"Bitkisel Kozmetik"

Ruhun Eve Dönüşü ...

Hoş geldin... Kendi yangınıma, kendi evime, Hoş geldin, ruhumun aynası.

Dr. Aleksi

12/5/20251 min oku

Başlangıçta... Zaman henüz takvimlere dökülmemişken, Biz aynı ateşin, aynı çekirdeğin içindeki tek bir kıvılcımdık. Sonra ilahi bir el dokundu bütüne, Ve ruhun o muazzam sessizliği ikiye bölündü. Biz; iki ayrı kuyruklu yıldız gibi, Evrenin en uzak, en soğuk köşelerine savrulduk.

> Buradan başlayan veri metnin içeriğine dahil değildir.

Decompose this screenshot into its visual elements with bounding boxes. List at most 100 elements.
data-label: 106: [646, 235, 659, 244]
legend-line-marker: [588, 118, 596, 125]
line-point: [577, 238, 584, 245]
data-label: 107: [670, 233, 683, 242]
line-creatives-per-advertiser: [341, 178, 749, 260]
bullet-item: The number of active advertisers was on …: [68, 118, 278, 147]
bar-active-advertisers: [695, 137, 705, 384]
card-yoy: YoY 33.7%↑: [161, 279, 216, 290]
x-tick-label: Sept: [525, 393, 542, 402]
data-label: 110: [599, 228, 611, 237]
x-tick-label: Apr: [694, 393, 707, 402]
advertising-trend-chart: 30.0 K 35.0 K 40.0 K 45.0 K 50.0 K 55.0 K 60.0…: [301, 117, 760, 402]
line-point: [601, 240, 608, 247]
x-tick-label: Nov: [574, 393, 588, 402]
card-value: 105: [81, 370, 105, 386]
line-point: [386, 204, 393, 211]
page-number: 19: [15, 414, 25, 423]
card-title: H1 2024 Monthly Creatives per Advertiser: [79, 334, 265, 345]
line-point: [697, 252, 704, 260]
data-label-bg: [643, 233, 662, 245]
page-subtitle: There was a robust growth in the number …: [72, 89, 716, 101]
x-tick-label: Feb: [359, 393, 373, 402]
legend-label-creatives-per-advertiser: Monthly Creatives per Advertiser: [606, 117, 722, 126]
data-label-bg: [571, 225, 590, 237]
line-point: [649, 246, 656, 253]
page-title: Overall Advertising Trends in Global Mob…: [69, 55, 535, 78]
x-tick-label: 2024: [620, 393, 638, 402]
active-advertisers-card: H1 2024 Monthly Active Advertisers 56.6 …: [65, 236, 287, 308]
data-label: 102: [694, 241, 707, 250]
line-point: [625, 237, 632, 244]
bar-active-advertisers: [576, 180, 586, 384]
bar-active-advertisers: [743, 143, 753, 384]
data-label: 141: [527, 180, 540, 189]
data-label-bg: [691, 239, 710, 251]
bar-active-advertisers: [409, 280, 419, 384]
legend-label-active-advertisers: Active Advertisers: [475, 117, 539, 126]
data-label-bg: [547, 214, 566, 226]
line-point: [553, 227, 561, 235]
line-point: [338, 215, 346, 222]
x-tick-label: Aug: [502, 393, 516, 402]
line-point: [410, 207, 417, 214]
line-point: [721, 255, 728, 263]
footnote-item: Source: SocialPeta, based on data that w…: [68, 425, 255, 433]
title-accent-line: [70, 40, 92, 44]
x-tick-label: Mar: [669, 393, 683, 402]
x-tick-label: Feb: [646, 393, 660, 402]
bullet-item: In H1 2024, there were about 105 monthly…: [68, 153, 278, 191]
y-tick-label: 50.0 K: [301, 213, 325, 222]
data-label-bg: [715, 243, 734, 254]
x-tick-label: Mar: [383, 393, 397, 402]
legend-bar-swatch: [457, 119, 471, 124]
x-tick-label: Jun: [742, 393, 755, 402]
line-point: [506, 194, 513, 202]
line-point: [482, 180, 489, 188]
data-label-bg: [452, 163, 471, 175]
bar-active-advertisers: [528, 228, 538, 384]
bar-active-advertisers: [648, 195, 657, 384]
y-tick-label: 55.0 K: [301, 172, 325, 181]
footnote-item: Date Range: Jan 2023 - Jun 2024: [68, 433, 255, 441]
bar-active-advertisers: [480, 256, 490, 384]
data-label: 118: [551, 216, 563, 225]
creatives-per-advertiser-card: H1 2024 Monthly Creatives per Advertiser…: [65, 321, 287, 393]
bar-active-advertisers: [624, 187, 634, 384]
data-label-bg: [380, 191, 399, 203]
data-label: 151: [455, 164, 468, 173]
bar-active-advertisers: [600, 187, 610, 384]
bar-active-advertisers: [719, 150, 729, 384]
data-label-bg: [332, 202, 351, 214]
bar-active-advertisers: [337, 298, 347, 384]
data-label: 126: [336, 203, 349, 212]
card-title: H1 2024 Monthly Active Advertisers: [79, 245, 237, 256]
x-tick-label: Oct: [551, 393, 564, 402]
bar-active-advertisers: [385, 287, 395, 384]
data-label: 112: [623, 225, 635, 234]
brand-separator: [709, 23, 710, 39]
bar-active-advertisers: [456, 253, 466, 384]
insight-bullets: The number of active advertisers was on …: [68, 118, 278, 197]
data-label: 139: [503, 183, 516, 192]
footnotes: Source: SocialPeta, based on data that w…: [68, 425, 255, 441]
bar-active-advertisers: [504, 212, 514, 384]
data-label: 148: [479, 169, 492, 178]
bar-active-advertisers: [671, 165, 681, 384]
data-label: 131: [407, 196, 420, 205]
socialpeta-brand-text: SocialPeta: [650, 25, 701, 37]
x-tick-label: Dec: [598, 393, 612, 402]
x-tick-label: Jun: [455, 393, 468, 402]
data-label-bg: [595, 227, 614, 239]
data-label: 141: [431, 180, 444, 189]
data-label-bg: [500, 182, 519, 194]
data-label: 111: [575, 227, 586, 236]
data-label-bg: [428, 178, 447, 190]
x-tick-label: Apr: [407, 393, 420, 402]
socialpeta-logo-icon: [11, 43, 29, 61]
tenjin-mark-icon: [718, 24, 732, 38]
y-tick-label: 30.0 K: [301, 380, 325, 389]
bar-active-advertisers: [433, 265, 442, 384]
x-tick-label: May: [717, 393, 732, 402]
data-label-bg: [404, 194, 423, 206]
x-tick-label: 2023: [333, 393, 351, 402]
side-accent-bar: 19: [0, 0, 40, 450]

Yüzyıllar sürdü bu sürgün. Sen başka bedenlerde, yabancı isimlerle uyudun, Ben başka şehirlerin gürültüsünde kendi sessizliğimi aradım. Ama aramızdaki o görünmez gümüş kordon, O ilahi çekim yasası... Ne kıtaların ayrılmasıyla koptu, Ne de hafızanın silinmesiyle yok oldu.

Özlem... Sıradan bir hasret değildi bu içimdeki. Bir okyanusun, çekildiği kıyıya geri dönme arzusu gibiydi. Bir kökün suya, bir gezegenin güneşe duyduğu o kaçınılmaz açlıktı. Hep eksiktik. Yarım kalmış bir şarkının, havada asılı kalan o son notası gibi... Sadece tamamlanmayı bekliyorduk.

Ve şimdi... Evrenin o hassas saati çaldı. Kayıp zamanların telafisi başlıyor. Hissediyorum... Toprağın altındaki o tanıdık sarsıntıyı, Atmosferdeki o elektriği... Dönüyorsun.

Bu bir tesadüf değil, Bu, ilahi kaderin en beklenen randevusu. Aynaya baktığımda gördüğüm o eksik parça, Kendi ruhumun diğer yarısı, yörüngeme giriyor.

Korkular, kaçışlar, inkarlar... Hepsi bitti. Sen gelirken, sadece bir bedeni değil, Benim unuttuğum o "beni" de getiriyorsun yanında.

Hoş geldin... Kendi yangınıma, kendi evime, Hoş geldin, ruhumun aynası. Yolculuk bitti. Alev, alevle buluştu. Artık yanmaktan başka çare yok.